Speaking of Sri Lanka’s commitment made in Geneva in September, Swire stated the government was amidst making several proposals for the mechanism, which were most likely to be reviewed and discussed with the United Nations High Commissioner for Human Rights Zeid Ra’ad al Hussein during his visit to Sri Lanka this year.
“There is a lot of work going on to come up with some kind of solution to get things going. It will be a Sri Lankan process with an international element, but what that means remains to be discussed and seen. It is not an international system that is being imposed on Sri Lanka,” Swire said during a press conference at the end of his three day visit.
The British Minister who visited the Northern Province said there was some concern about the pace of land held by the military being returned.
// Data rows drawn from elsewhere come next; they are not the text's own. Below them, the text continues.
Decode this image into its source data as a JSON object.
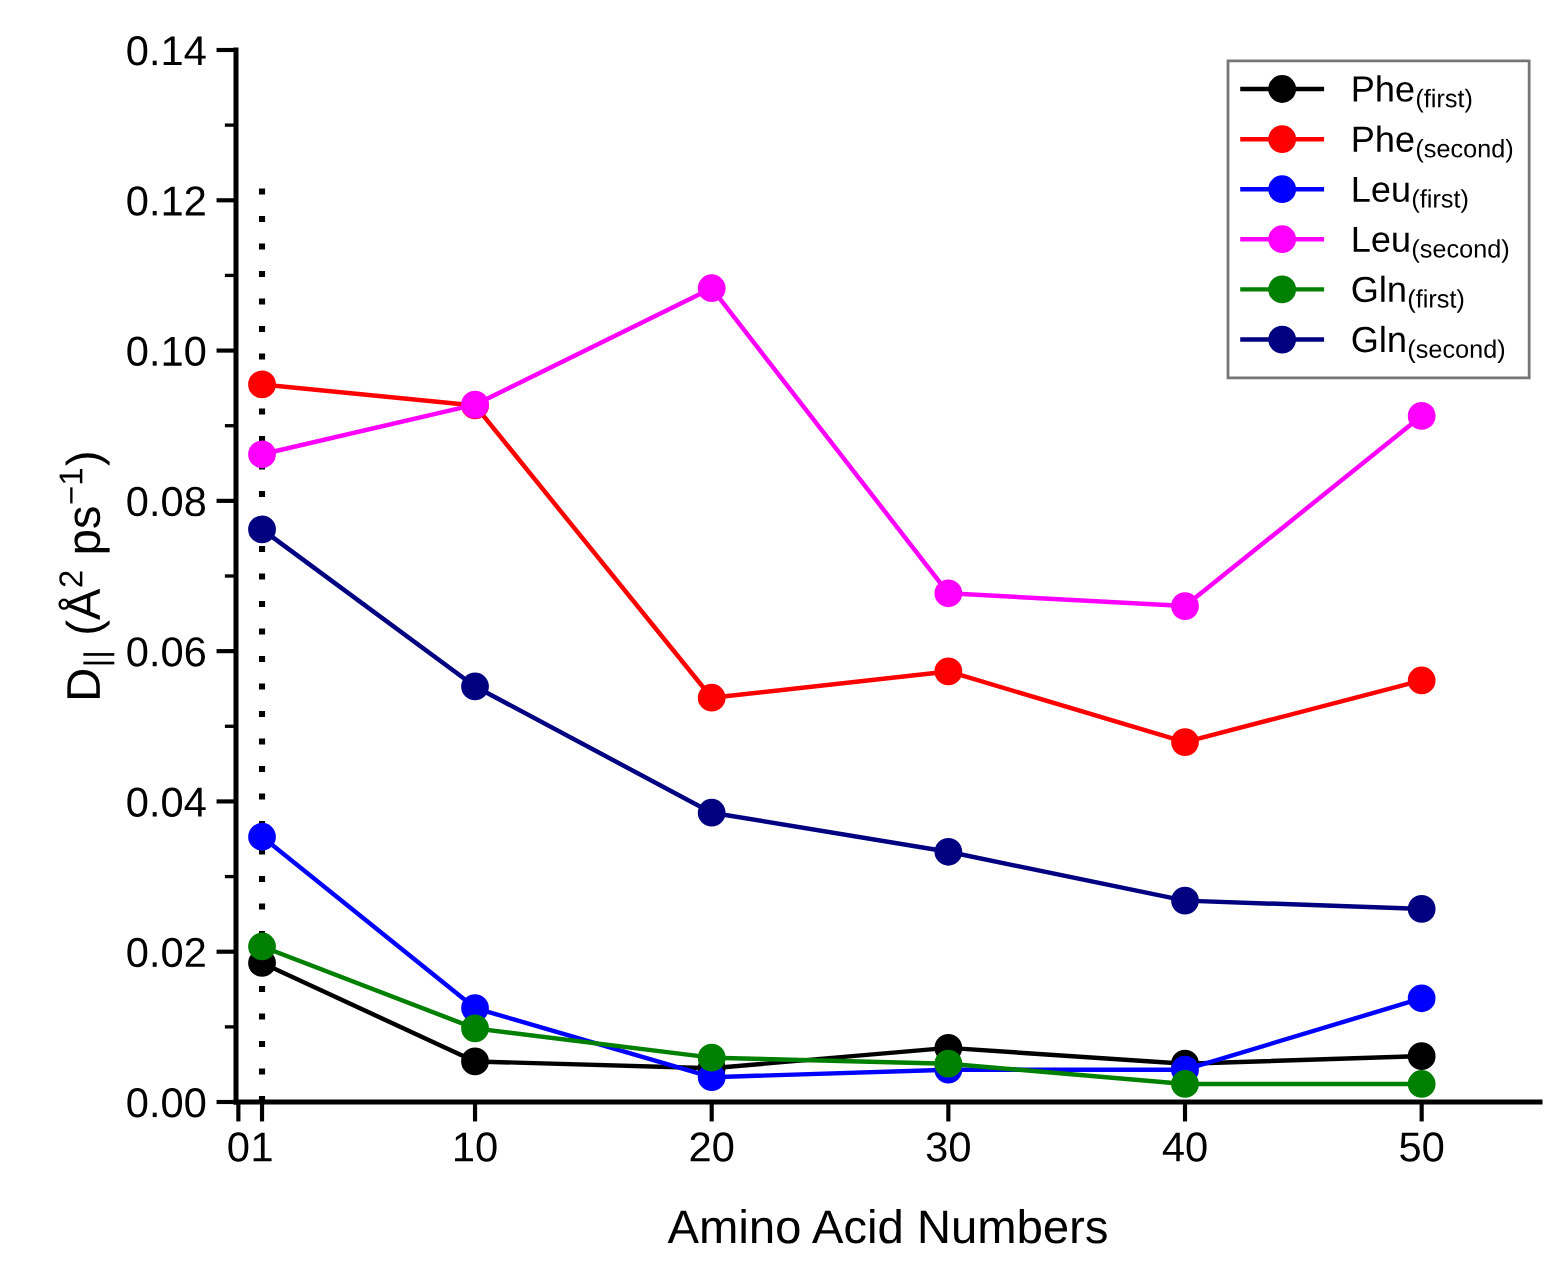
{
  "chart_data": {
    "type": "line",
    "xlabel": "Amino Acid Numbers",
    "ylabel": "D$_{||}$ (Å$^{2}$ ps$^{−1}$)",
    "x": [
      1,
      10,
      20,
      30,
      40,
      50
    ],
    "xlim": [
      -0.1,
      55
    ],
    "xticks": [
      0,
      1,
      10,
      20,
      30,
      40,
      50
    ],
    "ylim": [
      0,
      0.14
    ],
    "yticks": [
      {
        "value": 0,
        "label": "0.00"
      },
      {
        "value": 0.02,
        "label": "0.02"
      },
      {
        "value": 0.04,
        "label": "0.04"
      },
      {
        "value": 0.06,
        "label": "0.06"
      },
      {
        "value": 0.08,
        "label": "0.08"
      },
      {
        "value": 0.1,
        "label": "0.10"
      },
      {
        "value": 0.12,
        "label": "0.12"
      },
      {
        "value": 0.14,
        "label": "0.14"
      }
    ],
    "marker": "circle",
    "line_style": "solid",
    "grid": false,
    "legend": "top right",
    "ref_lines": [
      {
        "axis": "x",
        "value": 1,
        "color": "#000000",
        "line_style": "dotted"
      }
    ],
    "series": [
      {
        "name": "Phe$_{(first)}$",
        "color": "#000000",
        "values": [
          0.0185,
          0.0054,
          0.0045,
          0.0072,
          0.0051,
          0.0061
        ]
      },
      {
        "name": "Phe$_{(second)}$",
        "color": "#ff0000",
        "values": [
          0.0955,
          0.0927,
          0.0538,
          0.0573,
          0.0479,
          0.0561
        ]
      },
      {
        "name": "Leu$_{(first)}$",
        "color": "#0000ff",
        "values": [
          0.0353,
          0.0125,
          0.0033,
          0.0043,
          0.0043,
          0.0138
        ]
      },
      {
        "name": "Leu$_{(second)}$",
        "color": "#ff00ff",
        "values": [
          0.0862,
          0.0928,
          0.1083,
          0.0677,
          0.066,
          0.0913
        ]
      },
      {
        "name": "Gln$_{(first)}$",
        "color": "#008000",
        "values": [
          0.0207,
          0.0098,
          0.0059,
          0.0051,
          0.0024,
          0.0024
        ]
      },
      {
        "name": "Gln$_{(second)}$",
        "color": "#000080",
        "values": [
          0.0762,
          0.0553,
          0.0385,
          0.0333,
          0.0268,
          0.0257
        ]
      }
    ]
  }
}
“Even though a considerable amount of land has been released to civilians, there are huge expectations from this government to move quicker. The pace of land being returned will accelerate in the future. I believe the land that is returned should be in good condition, which will allow normal community lives to start up again,” he said.
Swire also promised Britain’s assistance in addressing international issues on human and labour rights, several criteria’s which needed to be fulfilled, before the country applied for the European GSP scheme.
Britain was eager to re-engage in the Defence sector, where it would provide the Sri Lankan armed forces training on how to operate within a democratic system. Discussions with the Prime Minister also revealed the Sri Lankan forces would take an initiative in international peacekeeping in the future.